Wenn Babys den Termin verpassen

Es tut sich nichts - Übertragung

Der lange erwartete Geburtstermin ist da - und es tut sich immer noch nichts. Das kommt häufig vor. Hier erfahren Sie, wann man von Übertragung spricht, wie die Gesundheit von Mutter und Baby dann überwacht wird und wann die Geburt eingeleitet werden muss.

von Verena Querner
  • Druck
  • Kommentare
  • Email
Paar schwanger er Kopf Bauch

Die meisten Babies kommen nach dem Termin

Neun lange Monate haben Sie auf diesen Termin gewartet, doch der errechnete Entbindungstermin verstreicht, ohne dass sich Ihr Baby auch nur mit einem kleinen Zwicken ankündigt. Übertragung ist kein Grund zur Sorge - die "normale" Geburt des Kindes kann bis zu zwei Wochen vor und zwei Wochen nach dem errechneten Termin stattfinden. Nach dem errechneten Geburtstermin allerdings wird die gesundheitliche Überwachung von Mutter und Kind in einem sehr engen Rahmen stattfinden.

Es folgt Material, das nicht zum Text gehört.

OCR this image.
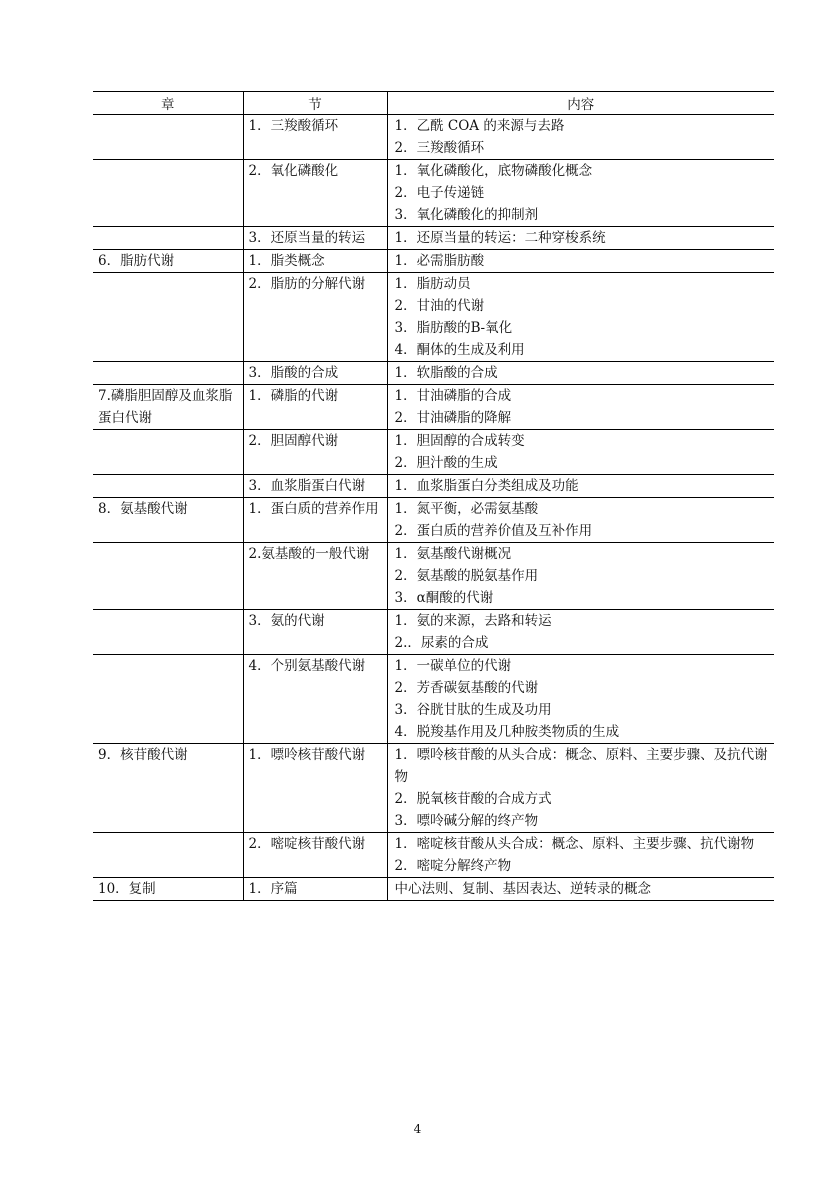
章	节	内容
	1．三羧酸循环	1．乙酰 COA 的来源与去路
2．三羧酸循环

	2．氧化磷酸化	1．氧化磷酸化，底物磷酸化概念
2．电子传递链
3．氧化磷酸化的抑制剂

	3．还原当量的转运	1．还原当量的转运：二种穿梭系统

6．脂肪代谢	1．脂类概念	1．必需脂肪酸

	2．脂肪的分解代谢	1．脂肪动员
2．甘油的代谢
3．脂肪酸的Β-氧化
4．酮体的生成及利用

	3．脂酸的合成	1．软脂酸的合成

7.磷脂胆固醇及血浆脂蛋白代谢	1．磷脂的代谢	1．甘油磷脂的合成
2．甘油磷脂的降解

	2．胆固醇代谢	1．胆固醇的合成转变
2．胆汁酸的生成

	3．血浆脂蛋白代谢	1．血浆脂蛋白分类组成及功能

8．氨基酸代谢	1．蛋白质的营养作用	1．氮平衡，必需氨基酸
2．蛋白质的营养价值及互补作用

	2.氨基酸的一般代谢	1．氨基酸代谢概况
2．氨基酸的脱氨基作用
3．α酮酸的代谢

	3．氨的代谢	1．氨的来源，去路和转运
2.．尿素的合成

	4．个别氨基酸代谢	1．一碳单位的代谢
2．芳香碳氨基酸的代谢
3．谷胱甘肽的生成及功用
4．脱羧基作用及几种胺类物质的生成

9．核苷酸代谢	1．嘌呤核苷酸代谢	1．嘌呤核苷酸的从头合成：概念、原料、主要步骤、及抗代谢物
2．脱氧核苷酸的合成方式
3．嘌呤碱分解的终产物

	2．嘧啶核苷酸代谢	1．嘧啶核苷酸从头合成：概念、原料、主要步骤、抗代谢物
2．嘧啶分解终产物

10．复制	1．序篇	中心法则、复制、基因表达、逆转录的概念
4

In der Regel wird der Arzt, die Hebamme oder schon das Personal der Entbindungseinrichtung alle zwei Tage eine Untersuchung vornehmen.

Wichtig bei der übertregung des Kindes ist vor allem die Beurteilung, inwieweit die Plazenta noch in der Lage ist, dieses ausreichend zu versorgen. Mit zunehmender Geburtsreife des Kindes fängt die Plazenta nämlich an, zu altern. Die Überwachung besteht in erster Linie aus der Überprüfung der Herzaktivität des Kindes und der Wehentätigkeit der Mutter mit dem CTG (Cardio-Toko-Graphie), sowie einer Untersuchung des Muttermunds. Ist ein CTG auffällig, wird eventuell eine spezielle Ultraschalluntersuchung (Dopplersonographie) angeordnet, bei der die Strömungen des Blutes farblich dargestellt und gemessen werden. So lässt sich eine mangelnde Durchblutung der kindlichen Gefäße oder der Gebärmuttergefäße feststellen. Um die Stoffwechselleistung der Plazenta beurteilen zu können, werden Blutanalysen vorgenommen.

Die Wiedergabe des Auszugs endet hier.